WATERTOWN — Watertown gained another Armenian landmark when a new bust of ethnomusicologist Gomidas Vartabed (Soghomon Soghomonian) was unveiled on November 9 at the Armenian Cultural and Educational Center (ACEC) in Watertown.
ACEC Trustee Josh Tevekelian welcomed a large audience, including numerous Watertown officials, such as State Rep. Steve Owens, Councilman Nicole Gardner, Chair of the Watertown Cultural District Kristen Kenney, Executive Director of the Watertown Community Foundation Athelia “Tia” Tilson and Doug Orifice, cofounder of the Watertown Business Coalition. Tevekelian spoke about the 45 years of activities of ACEC and its importance for Armenian community life.
He said that erecting a statue to Gomidas (also transliterated as Komitas) could promote discussion for generations to come, declaring: “A statue is immortal, prominent and everlasting, much like the person and the legacy that one wishes to honor.”
Tevekelian related that in 2020, during the Covid pandemic, sculptor Dr. Megerditch Tarakdjian offered to donate the Gomidas bust to ACEC but the subsequent lockdown interfered with the ability to properly showcase it. In fall 2024, contact was reestablished and in a short period of time, the statue was installed.

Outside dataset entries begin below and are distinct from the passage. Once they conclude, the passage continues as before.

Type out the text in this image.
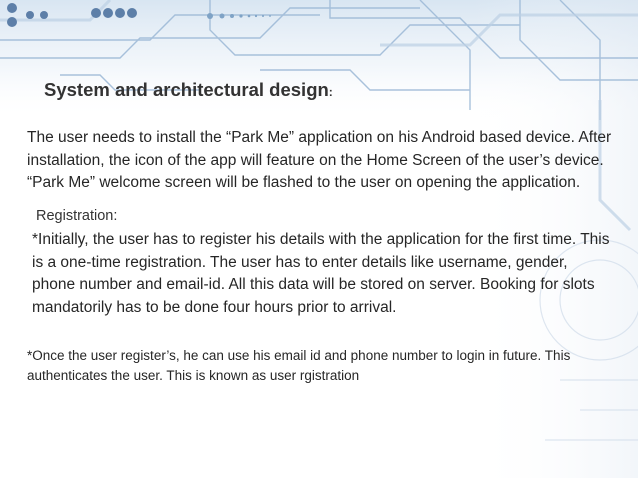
System and architectural design:

The user needs to install the “Park Me” application on his Android based device. After installation, the icon of the app will feature on the Home Screen of the user’s device. “Park Me” welcome screen will be flashed to the user on opening the application.

Registration:

*Initially, the user has to register his details with the application for the first time. This is a one-time registration. The user has to enter details like username, gender, phone number and email-id. All this data will be stored on server. Booking for slots mandatorily has to be done four hours prior to arrival.

*Once the user register’s, he can use his email id and phone number to login in future. This authenticates the user. This is known as user rgistration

Tevekelian thanked the Montreal-based Tarakdjian and noted that his work is found in several institutions in the US, Canada and Armenia. He also thanked Toros Vosbikian, who sponsored the installation and the beautification of its surrounding area in honor of his father, Hampartsoum Vosbikian.
Chairman of the ACEC Board of Trustees Dr. Vatche Seraderian addressed the assembled in both Armenian and English about Gomidas’s significance by providing a brief biography of the composer, singer, musicologist and priest. He said, “Gomidas’s main legacy lies in his dedication to preserving and reviving Armenian folk music.”
Tarakdjian added further information about Gomidas’s musical legacy and remarked that the first two sculptures he had created when he started to work with bronze some 27 years ago were of Gomidas and Sayat Nova (and the former ended up at the Gomidas Chamber Music House in Yerevan). On the 50th anniversary of Gomidas’s birth, another of his Gomidas statues was erected in Montreal.